7. Considerações Finais
7.1. A aderência aos princípios da transparência e da uniformização de procedimentos foram a fonte inspiradora para a elaboração deste manual, sempre tendo em mente o propósito de agregar valor por meio da sistematização de um planejamento baseado em riscos e de possibilitar a execução de atividades de auditoria factíveis, de maneira a contribuir com o alcance da missão institucional do Ministério da Defesa.
7.2. Por fim, diante do dinamismo e evolução constante do estado da arte envolvendo as atividades da auditoria interna, este manual não pode ser entendido como um documento imutável, mas sim como uma referência para os gestores e demais interessados que são impactados pelos trabalhos da auditoria entenderem as origens e as motivações utilizadas no âmbito das escolhas dos objetos auditáveis.

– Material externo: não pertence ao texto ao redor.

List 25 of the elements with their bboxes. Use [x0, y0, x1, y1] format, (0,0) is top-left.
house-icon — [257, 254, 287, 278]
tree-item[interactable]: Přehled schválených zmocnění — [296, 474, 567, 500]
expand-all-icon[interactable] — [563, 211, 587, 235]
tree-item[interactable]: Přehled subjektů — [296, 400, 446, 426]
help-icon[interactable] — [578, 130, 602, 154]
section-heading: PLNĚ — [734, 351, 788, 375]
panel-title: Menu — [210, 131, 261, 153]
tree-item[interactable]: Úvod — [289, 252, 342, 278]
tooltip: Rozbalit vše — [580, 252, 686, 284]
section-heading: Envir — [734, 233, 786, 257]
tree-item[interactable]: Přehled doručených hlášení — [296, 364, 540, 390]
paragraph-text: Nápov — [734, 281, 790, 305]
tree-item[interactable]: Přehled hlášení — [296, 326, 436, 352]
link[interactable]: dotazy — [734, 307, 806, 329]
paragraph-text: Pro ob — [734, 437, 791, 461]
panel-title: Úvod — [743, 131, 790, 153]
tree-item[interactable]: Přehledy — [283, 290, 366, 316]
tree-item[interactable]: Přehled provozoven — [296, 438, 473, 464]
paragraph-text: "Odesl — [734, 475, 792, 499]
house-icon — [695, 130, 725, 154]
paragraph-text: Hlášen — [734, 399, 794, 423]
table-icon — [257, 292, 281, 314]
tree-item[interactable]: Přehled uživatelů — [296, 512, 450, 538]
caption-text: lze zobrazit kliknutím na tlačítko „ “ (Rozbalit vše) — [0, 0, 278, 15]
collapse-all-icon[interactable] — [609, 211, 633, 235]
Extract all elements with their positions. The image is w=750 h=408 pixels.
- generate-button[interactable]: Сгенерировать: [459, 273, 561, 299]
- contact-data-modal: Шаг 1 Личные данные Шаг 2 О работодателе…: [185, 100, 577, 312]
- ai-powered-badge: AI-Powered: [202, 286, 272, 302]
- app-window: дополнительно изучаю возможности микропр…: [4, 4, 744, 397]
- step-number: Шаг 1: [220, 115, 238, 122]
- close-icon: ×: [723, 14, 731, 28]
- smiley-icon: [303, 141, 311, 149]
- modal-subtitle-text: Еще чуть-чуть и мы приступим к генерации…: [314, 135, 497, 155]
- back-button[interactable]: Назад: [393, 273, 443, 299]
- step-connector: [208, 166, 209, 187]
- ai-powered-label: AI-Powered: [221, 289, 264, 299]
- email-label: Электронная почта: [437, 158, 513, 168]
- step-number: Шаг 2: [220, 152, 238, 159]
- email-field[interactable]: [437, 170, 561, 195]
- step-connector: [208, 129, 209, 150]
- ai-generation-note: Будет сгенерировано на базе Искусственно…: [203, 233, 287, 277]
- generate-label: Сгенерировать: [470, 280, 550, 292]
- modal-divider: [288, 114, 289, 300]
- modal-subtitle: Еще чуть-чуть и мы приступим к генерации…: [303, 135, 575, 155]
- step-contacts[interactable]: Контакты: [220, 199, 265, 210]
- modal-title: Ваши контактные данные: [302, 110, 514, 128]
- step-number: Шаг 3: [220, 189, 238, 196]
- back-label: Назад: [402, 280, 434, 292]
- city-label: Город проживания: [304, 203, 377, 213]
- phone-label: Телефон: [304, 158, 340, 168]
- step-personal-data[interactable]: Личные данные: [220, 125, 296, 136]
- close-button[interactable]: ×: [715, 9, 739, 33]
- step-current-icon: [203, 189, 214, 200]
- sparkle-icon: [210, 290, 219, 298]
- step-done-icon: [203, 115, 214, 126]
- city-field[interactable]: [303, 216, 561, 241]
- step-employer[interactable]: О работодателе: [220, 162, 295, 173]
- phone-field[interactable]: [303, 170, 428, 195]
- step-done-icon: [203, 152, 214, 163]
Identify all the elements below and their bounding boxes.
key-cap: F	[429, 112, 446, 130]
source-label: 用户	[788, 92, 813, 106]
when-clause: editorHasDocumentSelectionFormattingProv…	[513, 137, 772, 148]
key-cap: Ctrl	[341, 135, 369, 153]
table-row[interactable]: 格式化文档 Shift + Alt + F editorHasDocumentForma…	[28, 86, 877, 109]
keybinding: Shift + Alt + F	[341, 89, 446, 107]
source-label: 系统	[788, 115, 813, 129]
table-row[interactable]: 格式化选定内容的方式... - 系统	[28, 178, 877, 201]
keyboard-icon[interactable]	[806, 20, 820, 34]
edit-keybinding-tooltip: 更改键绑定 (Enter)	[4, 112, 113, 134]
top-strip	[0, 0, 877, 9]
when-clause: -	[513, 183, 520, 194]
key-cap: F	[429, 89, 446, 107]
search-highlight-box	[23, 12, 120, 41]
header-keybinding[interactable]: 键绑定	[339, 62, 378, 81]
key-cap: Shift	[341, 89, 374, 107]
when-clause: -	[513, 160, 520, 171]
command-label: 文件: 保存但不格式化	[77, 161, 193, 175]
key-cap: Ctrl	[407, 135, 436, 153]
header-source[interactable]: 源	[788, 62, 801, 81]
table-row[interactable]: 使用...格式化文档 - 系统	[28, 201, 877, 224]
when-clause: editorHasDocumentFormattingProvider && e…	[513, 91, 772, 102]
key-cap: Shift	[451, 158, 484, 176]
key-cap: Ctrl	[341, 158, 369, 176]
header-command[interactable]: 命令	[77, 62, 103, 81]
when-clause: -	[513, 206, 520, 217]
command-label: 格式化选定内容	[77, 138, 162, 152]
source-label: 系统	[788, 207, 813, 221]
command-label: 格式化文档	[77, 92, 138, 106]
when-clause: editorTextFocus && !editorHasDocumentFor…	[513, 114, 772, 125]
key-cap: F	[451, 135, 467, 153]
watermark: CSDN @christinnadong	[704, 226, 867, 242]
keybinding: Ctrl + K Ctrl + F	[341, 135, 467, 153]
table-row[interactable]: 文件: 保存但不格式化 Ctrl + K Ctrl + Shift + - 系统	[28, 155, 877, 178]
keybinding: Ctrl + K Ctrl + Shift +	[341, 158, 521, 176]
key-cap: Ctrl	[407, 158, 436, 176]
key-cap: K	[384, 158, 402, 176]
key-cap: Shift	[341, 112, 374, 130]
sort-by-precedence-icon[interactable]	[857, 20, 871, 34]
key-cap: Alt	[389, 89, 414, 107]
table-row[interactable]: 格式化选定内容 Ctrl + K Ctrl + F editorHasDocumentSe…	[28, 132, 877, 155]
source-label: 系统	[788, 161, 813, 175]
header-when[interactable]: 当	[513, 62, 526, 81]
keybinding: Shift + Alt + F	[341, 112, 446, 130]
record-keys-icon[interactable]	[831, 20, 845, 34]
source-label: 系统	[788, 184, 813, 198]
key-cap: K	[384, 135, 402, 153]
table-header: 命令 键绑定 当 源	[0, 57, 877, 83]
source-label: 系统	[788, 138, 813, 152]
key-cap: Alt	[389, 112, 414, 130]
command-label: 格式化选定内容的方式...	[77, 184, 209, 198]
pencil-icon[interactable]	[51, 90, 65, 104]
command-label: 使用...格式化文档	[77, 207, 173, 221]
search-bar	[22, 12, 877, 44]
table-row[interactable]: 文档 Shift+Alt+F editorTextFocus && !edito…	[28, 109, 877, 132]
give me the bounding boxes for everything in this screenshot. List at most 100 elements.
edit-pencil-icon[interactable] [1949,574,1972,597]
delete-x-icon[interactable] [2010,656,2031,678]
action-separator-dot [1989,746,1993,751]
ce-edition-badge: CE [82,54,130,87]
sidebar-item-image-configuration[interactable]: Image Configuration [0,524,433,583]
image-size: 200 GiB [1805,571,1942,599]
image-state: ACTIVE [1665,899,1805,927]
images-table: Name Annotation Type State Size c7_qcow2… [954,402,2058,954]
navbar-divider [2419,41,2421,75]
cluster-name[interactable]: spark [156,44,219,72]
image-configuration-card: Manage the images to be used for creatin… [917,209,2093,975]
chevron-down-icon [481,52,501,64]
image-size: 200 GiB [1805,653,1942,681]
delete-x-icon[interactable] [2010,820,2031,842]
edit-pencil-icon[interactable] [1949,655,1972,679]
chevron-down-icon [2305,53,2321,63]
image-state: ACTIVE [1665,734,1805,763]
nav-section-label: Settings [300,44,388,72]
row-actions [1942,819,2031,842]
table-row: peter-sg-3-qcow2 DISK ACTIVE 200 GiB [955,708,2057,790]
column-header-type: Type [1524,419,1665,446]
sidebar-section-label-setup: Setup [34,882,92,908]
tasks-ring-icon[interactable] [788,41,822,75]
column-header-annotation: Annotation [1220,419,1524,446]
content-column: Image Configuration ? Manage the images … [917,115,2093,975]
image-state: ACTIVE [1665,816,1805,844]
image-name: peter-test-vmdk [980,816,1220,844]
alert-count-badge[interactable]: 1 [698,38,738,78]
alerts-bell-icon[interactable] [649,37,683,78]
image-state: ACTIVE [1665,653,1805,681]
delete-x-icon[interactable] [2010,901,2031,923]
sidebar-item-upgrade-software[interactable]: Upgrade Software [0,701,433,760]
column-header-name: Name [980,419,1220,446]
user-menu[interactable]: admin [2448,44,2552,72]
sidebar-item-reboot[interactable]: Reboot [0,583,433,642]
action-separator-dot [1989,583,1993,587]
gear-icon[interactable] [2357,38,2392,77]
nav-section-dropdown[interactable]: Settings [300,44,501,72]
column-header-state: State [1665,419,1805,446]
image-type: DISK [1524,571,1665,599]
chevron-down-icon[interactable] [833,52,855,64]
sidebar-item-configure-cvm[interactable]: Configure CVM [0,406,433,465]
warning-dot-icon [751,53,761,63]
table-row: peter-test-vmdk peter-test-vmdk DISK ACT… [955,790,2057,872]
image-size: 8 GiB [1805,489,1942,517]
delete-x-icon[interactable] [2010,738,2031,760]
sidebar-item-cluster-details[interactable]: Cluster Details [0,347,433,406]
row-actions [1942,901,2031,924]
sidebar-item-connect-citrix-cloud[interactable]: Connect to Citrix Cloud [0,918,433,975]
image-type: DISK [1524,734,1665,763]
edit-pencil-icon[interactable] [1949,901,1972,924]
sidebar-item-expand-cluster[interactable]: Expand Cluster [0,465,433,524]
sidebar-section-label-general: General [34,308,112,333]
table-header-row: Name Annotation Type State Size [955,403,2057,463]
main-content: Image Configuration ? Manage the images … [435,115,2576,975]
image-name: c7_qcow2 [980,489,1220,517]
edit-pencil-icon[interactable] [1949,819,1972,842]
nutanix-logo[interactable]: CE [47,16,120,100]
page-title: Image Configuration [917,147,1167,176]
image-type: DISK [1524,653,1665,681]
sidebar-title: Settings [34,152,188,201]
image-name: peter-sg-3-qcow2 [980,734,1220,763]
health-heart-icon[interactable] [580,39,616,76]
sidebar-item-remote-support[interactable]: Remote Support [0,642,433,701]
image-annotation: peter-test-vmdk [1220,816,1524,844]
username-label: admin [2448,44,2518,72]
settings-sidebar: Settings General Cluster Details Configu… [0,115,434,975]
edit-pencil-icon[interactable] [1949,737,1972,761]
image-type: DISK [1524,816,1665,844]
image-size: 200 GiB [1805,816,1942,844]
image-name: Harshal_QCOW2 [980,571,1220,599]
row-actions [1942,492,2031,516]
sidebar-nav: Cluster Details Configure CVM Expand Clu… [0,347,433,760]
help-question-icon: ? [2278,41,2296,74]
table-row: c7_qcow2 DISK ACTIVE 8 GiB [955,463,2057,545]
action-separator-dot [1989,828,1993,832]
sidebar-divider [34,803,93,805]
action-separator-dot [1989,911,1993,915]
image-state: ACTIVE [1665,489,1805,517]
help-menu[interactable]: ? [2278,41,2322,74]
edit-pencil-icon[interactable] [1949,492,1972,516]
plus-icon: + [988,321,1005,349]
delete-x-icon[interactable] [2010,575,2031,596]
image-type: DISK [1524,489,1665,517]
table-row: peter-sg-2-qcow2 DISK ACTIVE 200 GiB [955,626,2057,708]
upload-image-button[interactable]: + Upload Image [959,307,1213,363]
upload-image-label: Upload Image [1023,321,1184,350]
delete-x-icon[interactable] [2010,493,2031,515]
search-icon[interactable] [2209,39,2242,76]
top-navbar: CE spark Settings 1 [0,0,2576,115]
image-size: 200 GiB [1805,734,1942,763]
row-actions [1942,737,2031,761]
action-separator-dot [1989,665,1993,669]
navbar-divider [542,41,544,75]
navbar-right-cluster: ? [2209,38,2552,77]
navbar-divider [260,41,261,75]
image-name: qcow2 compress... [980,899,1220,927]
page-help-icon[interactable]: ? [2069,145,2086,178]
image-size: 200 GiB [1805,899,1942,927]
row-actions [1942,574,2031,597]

7.3. Sendo assim, esse manual entra em vigor na data de sua publicação, devendo ser amplamente difundido entre as unidades organizacionais do ministério da defesa, ficando passível de revisão sempre que alguma melhoria procedimental for identificada, visando, com isso, a um aperfeiçoamento contínuo do processo de elaboração do planejamento dos trabalhos da Secretaria de Controle Interno do Ministério da Defesa.